Fung Jeffrey W H, Yu Cheuk M, Yip Gabriel, Chan Skiva, Yandle Timothy G, Richards A Mark, Nicholls M Gary, Sanderson John E
Division of Cardiology, Department of Medicine and Therapeutics, Prince of Wales Hospital, Chinese University of Hong Kong, Hong Kong SAR, China.
Am J Cardiol. 2003 Aug 15;92(4):406-10. doi: 10.1016/s0002-9149(03)00658-1.
Beta blockers are known to suppress renin release in hypertension and in patients taking angiotensin-converting enzyme (ACE) inhibitors. This study sought to explore the effect of additional beta blockade on neurohumoral modulation in patients with severe heart failure (HF) who received ACE inhibitors. Forty-nine patients with chronic HF who received ACE inhibitors were given metoprolol 50 mg or carvedilol 25 mg twice daily after a 4-week dose titration period in addition to standard therapy in a prospective trial. Samples of plasma renin activity (PRA), aldosterone, aminoterminal B-type natriuretic peptide (N-BNP), and atrial natriuretic peptide (ANP) were taken at baseline and at 4, 12, and 52 weeks after starting therapy. Treatment with either beta blocker significantly lowered PRA at 4 weeks compared with baseline (-2.0 +/- 0.6 nmol/L/hour, p = 0.006), but at 12 weeks, PRA had reduced to -1.1 +/- 0.6 nmol/L/hour (p = 0.08), but at 52 weeks, it was not significantly different from baseline (+1.05 +/- 0.6 nmol/L/hour, p = 0.13). Aldosterone levels did not change significantly from baseline at 4 or 12 weeks, although there was a nonsignificant trend for lower levels at 52 weeks (baseline 232 +/- 154 pmol/L, 52 weeks 192 +/- 100 pmol/L, p = 0.09). There was significant reduction in N-BNP and ANP together with an improvement in symptom and left ventricular systolic function at 1-year follow-up. These results indicate that the suppressive effect of beta blockers on PRA in patients with HF taking ACE inhibitors is temporary, and that there is no significant effect on serum aldosterone levels.
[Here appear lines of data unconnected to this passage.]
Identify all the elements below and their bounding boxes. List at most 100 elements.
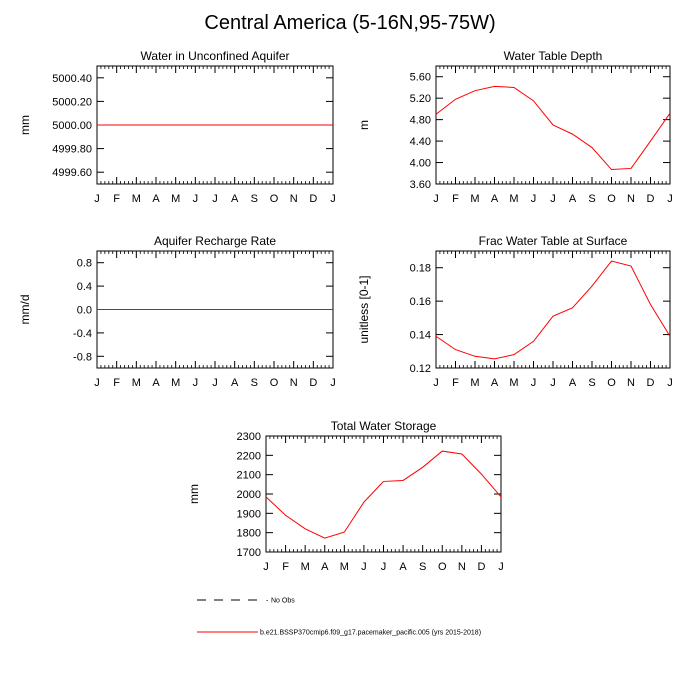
x-tick-label: N (627, 377, 635, 389)
x-tick-label: J (433, 193, 439, 205)
y-tick-label: 1900 (237, 508, 261, 520)
y-tick-label: 4.00 (410, 158, 431, 170)
y-tick-label: 0.16 (410, 296, 431, 308)
figure-title: Central America (5-16N,95-75W) (204, 12, 496, 34)
y-tick-label: 0.4 (77, 281, 92, 293)
y-tick-label: 0.0 (77, 305, 92, 317)
x-tick-label: J (531, 377, 537, 389)
chart-title: Aquifer Recharge Rate (154, 234, 276, 248)
x-tick-label: J (212, 193, 218, 205)
chart-title: Frac Water Table at Surface (479, 234, 628, 248)
y-tick-label: 0.12 (410, 363, 431, 375)
x-tick-label: J (94, 377, 100, 389)
x-tick-label: D (309, 377, 317, 389)
frac-water-table-surface-panel: Frac Water Table at Surface unitless [0-1… (357, 234, 673, 389)
series-line (435, 260, 671, 360)
x-tick-label: S (251, 193, 258, 205)
y-tick-label: -0.4 (73, 328, 92, 340)
x-tick-label: S (251, 377, 258, 389)
legend-no-obs-label: No Obs (271, 598, 295, 605)
x-tick-label: N (627, 193, 635, 205)
x-tick-label: N (458, 561, 466, 573)
y-tick-label: 0.8 (77, 258, 92, 270)
x-tick-label: J (498, 561, 504, 573)
legend-model-label: b.e21.BSSP370cmip6.f09_g17.pacemaker_pac… (260, 630, 481, 637)
y-tick-label: 2100 (237, 470, 261, 482)
x-tick-label: J (212, 377, 218, 389)
x-tick-label: F (113, 193, 120, 205)
x-tick-label: O (270, 193, 279, 205)
x-tick-label: M (171, 377, 180, 389)
x-tick-label: A (321, 561, 329, 573)
x-tick-label: J (193, 377, 199, 389)
y-tick-label: 5000.00 (52, 120, 92, 132)
y-tick-label: 5000.40 (52, 73, 92, 85)
x-tick-label: F (452, 193, 459, 205)
y-tick-label: 1700 (237, 547, 261, 559)
x-tick-label: D (309, 193, 317, 205)
chart-title: Total Water Storage (331, 419, 437, 433)
x-tick-label: M (340, 561, 349, 573)
x-tick-label: D (647, 193, 655, 205)
x-tick-label: O (270, 377, 279, 389)
y-tick-label: 2200 (237, 450, 261, 462)
x-tick-label: J (381, 561, 387, 573)
x-tick-label: J (330, 377, 336, 389)
x-tick-label: F (452, 377, 459, 389)
x-tick-label: J (263, 561, 269, 573)
x-tick-label: M (509, 193, 518, 205)
plot-frame (435, 250, 671, 369)
x-tick-label: D (647, 377, 655, 389)
x-tick-label: S (588, 377, 595, 389)
y-tick-label: 5000.20 (52, 96, 92, 108)
y-tick-label: -0.8 (73, 351, 92, 363)
x-tick-label: A (231, 377, 239, 389)
x-tick-label: A (569, 193, 577, 205)
x-tick-label: A (152, 193, 160, 205)
x-tick-label: N (290, 377, 298, 389)
x-tick-label: A (491, 377, 499, 389)
x-tick-label: J (330, 193, 336, 205)
x-tick-label: M (470, 377, 479, 389)
x-tick-label: J (550, 193, 556, 205)
y-tick-label: 3.60 (410, 179, 431, 191)
y-axis-label: mm (18, 115, 32, 135)
x-tick-label: A (569, 377, 577, 389)
x-tick-label: M (132, 377, 141, 389)
x-tick-label: S (588, 193, 595, 205)
series-line (265, 450, 502, 539)
x-tick-label: A (399, 561, 407, 573)
y-tick-label: 4999.80 (52, 144, 92, 156)
chart-title: Water Table Depth (504, 49, 603, 63)
x-tick-label: J (361, 561, 367, 573)
x-tick-label: M (171, 193, 180, 205)
x-tick-label: A (152, 377, 160, 389)
x-tick-label: F (113, 377, 120, 389)
x-tick-label: A (231, 193, 239, 205)
y-tick-label: 4999.60 (52, 167, 92, 179)
y-tick-label: 2300 (237, 431, 261, 443)
x-tick-label: M (132, 193, 141, 205)
y-axis-label: mm/d (18, 295, 32, 325)
y-axis-label: m (357, 120, 371, 130)
y-tick-label: 2000 (237, 489, 261, 501)
x-tick-label: S (419, 561, 426, 573)
y-tick-label: 5.20 (410, 93, 431, 105)
x-tick-label: J (667, 377, 673, 389)
chart-title: Water in Unconfined Aquifer (141, 49, 290, 63)
y-axis-label: mm (187, 484, 201, 504)
x-tick-label: O (607, 377, 616, 389)
x-tick-label: O (438, 561, 447, 573)
y-tick-label: 1800 (237, 528, 261, 540)
legend: - No Obs b.e21.BSSP370cmip6.f09_g17.pace… (197, 598, 481, 637)
y-axis-label: unitless [0-1] (357, 275, 371, 343)
x-tick-label: M (509, 377, 518, 389)
x-tick-label: M (301, 561, 310, 573)
x-tick-label: M (470, 193, 479, 205)
plot-frame (265, 435, 502, 553)
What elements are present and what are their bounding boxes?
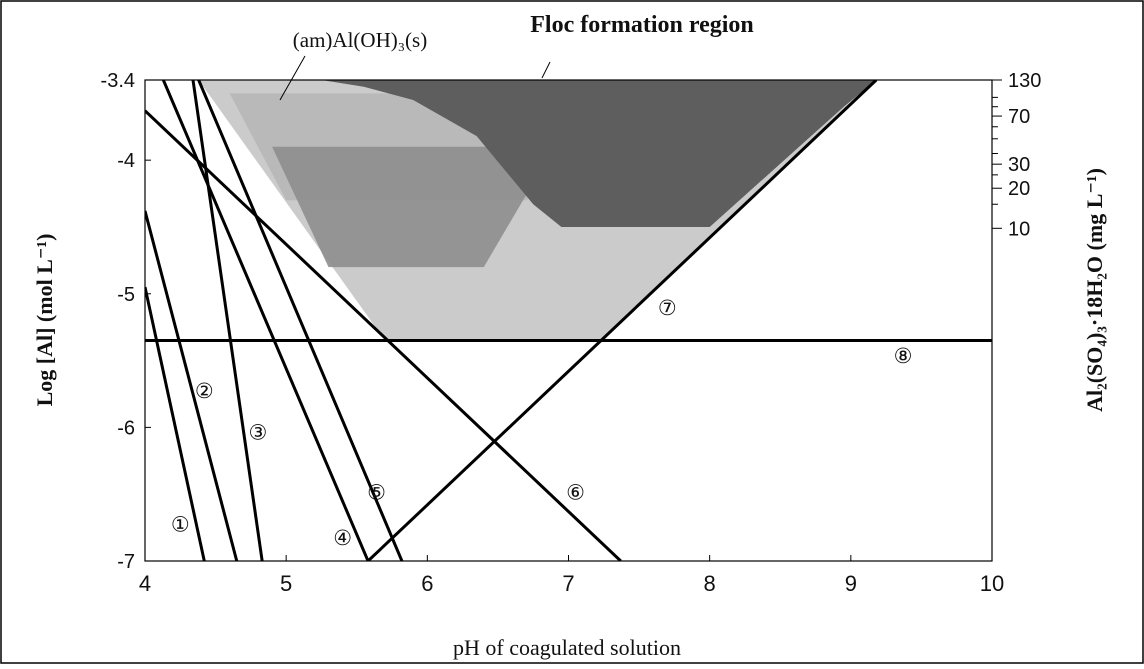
series-line-3 <box>191 80 264 561</box>
y-tick-label: -3.4 <box>101 70 135 92</box>
x-tick-label: 4 <box>139 571 151 596</box>
series-line-7 <box>367 80 878 561</box>
y2-tick-label: 10 <box>1008 218 1030 240</box>
y2-tick-label: 30 <box>1008 154 1030 176</box>
series-marker-2: ② <box>195 380 214 403</box>
lines-layer <box>145 80 992 561</box>
x-tick-label: 6 <box>421 571 433 596</box>
x-tick-label: 5 <box>280 571 292 596</box>
x-tick-label: 7 <box>562 571 574 596</box>
series-marker-3: ③ <box>249 421 268 444</box>
y-tick-label: -6 <box>117 417 135 439</box>
region-band-1 <box>272 146 555 268</box>
series-line-5 <box>197 80 404 561</box>
y-tick-label: -7 <box>117 551 135 573</box>
y2-tick-label: 130 <box>1008 70 1041 92</box>
y-axis-label: Log [Al] (mol L⁻¹) <box>32 234 57 407</box>
series-line-6 <box>145 109 622 561</box>
y2-tick-label: 20 <box>1008 178 1030 200</box>
annotations-layer: (am)Al(OH)₃(s) Floc formation region <box>279 12 754 101</box>
series-marker-4: ④ <box>333 527 352 550</box>
region-label-floc: Floc formation region <box>530 12 754 38</box>
x-tick-label: 8 <box>704 571 716 596</box>
series-marker-1: ① <box>171 514 190 537</box>
region-label-al-oh3: (am)Al(OH)₃(s) <box>293 28 427 52</box>
y-ticks-layer: -3.4 -4 -5 -6 -7 <box>101 70 151 573</box>
x-ticks-layer: 4 5 6 7 8 9 10 <box>139 555 1004 596</box>
series-marker-6: ⑥ <box>566 482 585 505</box>
series-marker-8: ⑧ <box>894 345 913 368</box>
series-marker-7: ⑦ <box>658 297 677 320</box>
series-line-2 <box>145 210 239 561</box>
leader-line-2 <box>541 61 551 79</box>
x-tick-label: 9 <box>845 571 857 596</box>
leader-line-1 <box>279 55 306 101</box>
x-tick-label: 10 <box>980 571 1004 596</box>
region-floc-formation <box>321 80 877 227</box>
series-marker-5: ⑤ <box>367 482 386 505</box>
markers-layer: ① ② ③ ④⑤ ⑥ ⑦ ⑧ <box>171 297 913 550</box>
series-line-1 <box>145 286 206 561</box>
y-tick-label: -5 <box>117 284 135 306</box>
y-tick-label: -4 <box>117 150 135 172</box>
regions-layer <box>198 80 877 341</box>
y2-tick-label: 70 <box>1008 106 1030 128</box>
y2-axis-label: Al₂(SO₄)₃·18H₂O (mg L⁻¹) <box>1082 168 1107 412</box>
x-axis-label: pH of coagulated solution <box>453 635 681 660</box>
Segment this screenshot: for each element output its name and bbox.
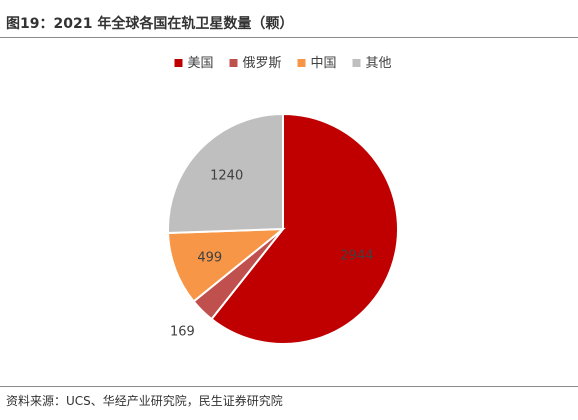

已知β受体阻滞剂可抑制高血压患者以及服用血管紧张素转换酶(ACE)抑制剂患者的肾素释放。本研究旨在探讨在接受ACE抑制剂治疗的重度心力衰竭(HF)患者中,额外使用β受体阻滞剂对神经体液调节的影响。在一项前瞻性试验中,49例接受ACE抑制剂治疗的慢性HF患者在经过4周的剂量滴定期后,除接受标准治疗外,每天两次给予美托洛尔50mg或卡维地洛25mg。在基线以及开始治疗后的4周、12周和52周采集血浆肾素活性(PRA)、醛固酮、氨基末端B型利钠肽(N-BNP)和心房利钠肽(ANP)样本。与基线相比,两种β受体阻滞剂治疗在4周时均显著降低了PRA(-2.0±0.6nmol/L/小时,p = 0.006),但在12周时,PRA降至-1.1±0.6nmol/L/小时(p = 0.08),而在52周时,与基线无显著差异(+1.05±0.6nmol/L/小时,p = 0.13)。在4周或12周时,醛固酮水平与基线相比无显著变化,尽管在52周时有降低水平的非显著趋势(基线232±154pmol/L,52周192±100pmol/L,p = 0.09)。在1年随访时,N-BNP和ANP显著降低,同时症状和左心室收缩功能有所改善。这些结果表明,β受体阻滞剂对服用ACE抑制剂的HF患者PRA的抑制作用是暂时的,且对血清醛固酮水平无显著影响。